Bettina Orlopp e Jens Weidmann invitano gli azionisti a respingere l’offerta di Piazza Gae Aulenti: nel mirino il premio giudicato insufficiente, i rischi occupazionali, il nodo Russia e la strategia di Andrea Orcel. Berlino resta sulle barricate mentre l’esposizione di Unicredit sale al 38,87%
Commerzbank alza il muro contro Unicredit. E lo fa con una bocciatura congiunta del consiglio di amministrazione e del consiglio di sorveglianza, nero su bianco, accompagnata da una raccomandazione esplicita agli azionisti tedeschi a non aderire all’Ops lanciata da Andrea Orcel. Per la banca di Francoforte l’offerta dell’istituto italiano è insufficiente sul piano finanziario, vaga sul piano industriale e pericolosa sul piano operativo.
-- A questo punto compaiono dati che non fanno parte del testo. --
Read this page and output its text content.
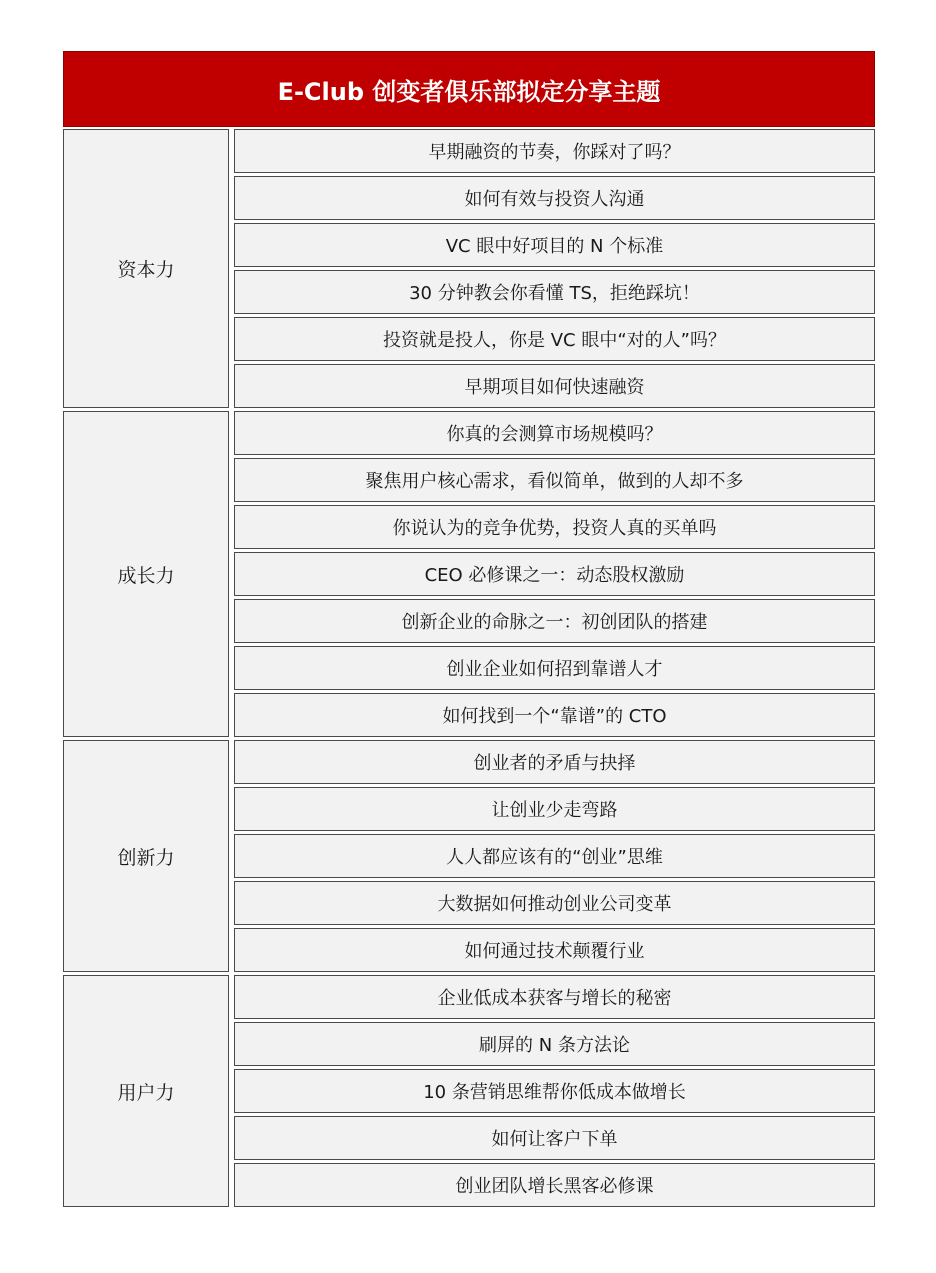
E-Club 创变者俱乐部拟定分享主题
资本力
早期融资的节奏，你踩对了吗？
如何有效与投资人沟通
VC 眼中好项目的 N 个标准
30 分钟教会你看懂 TS，拒绝踩坑！
投资就是投人，你是 VC 眼中“对的人”吗？
早期项目如何快速融资
成长力
你真的会测算市场规模吗？
聚焦用户核心需求，看似简单，做到的人却不多
你说认为的竞争优势，投资人真的买单吗
CEO 必修课之一：动态股权激励
创新企业的命脉之一：初创团队的搭建
创业企业如何招到靠谱人才
如何找到一个“靠谱”的 CTO
创新力
创业者的矛盾与抉择
让创业少走弯路
人人都应该有的“创业”思维
大数据如何推动创业公司变革
如何通过技术颠覆行业
用户力
企业低成本获客与增长的秘密
刷屏的 N 条方法论
10 条营销思维帮你低成本做增长
如何让客户下单
创业团队增长黑客必修课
Ma dietro il no pronunciato oggi da Bettina Orlopp e Jens Weidmann c’è anche molto altro: il timore che il piano di Orcel indebolisca il sostegno di Commerzbank al Mittelstand, il cuore manifatturiero ed esportatore tedesco, oltre alla paura di migliaia di esuberi, alla resistenza politica di Berlino e a una crescente irritazione per le mosse aggressive di Unicredit.
IL NO DI COMMERZBANK ALL’OPS DI ORCEL
La presa di posizione di Commerzbank era attesa, ma il tono scelto dai vertici della banca tedesca è stato molto più duro del previsto. Nel documento di 137 pagine diffuso oggi, il board e il consiglio di sorveglianza hanno definito l’offerta di Unicredit un “tentativo opportunistico” di prendere il controllo della banca senza riconoscere un premio adeguato agli azionisti.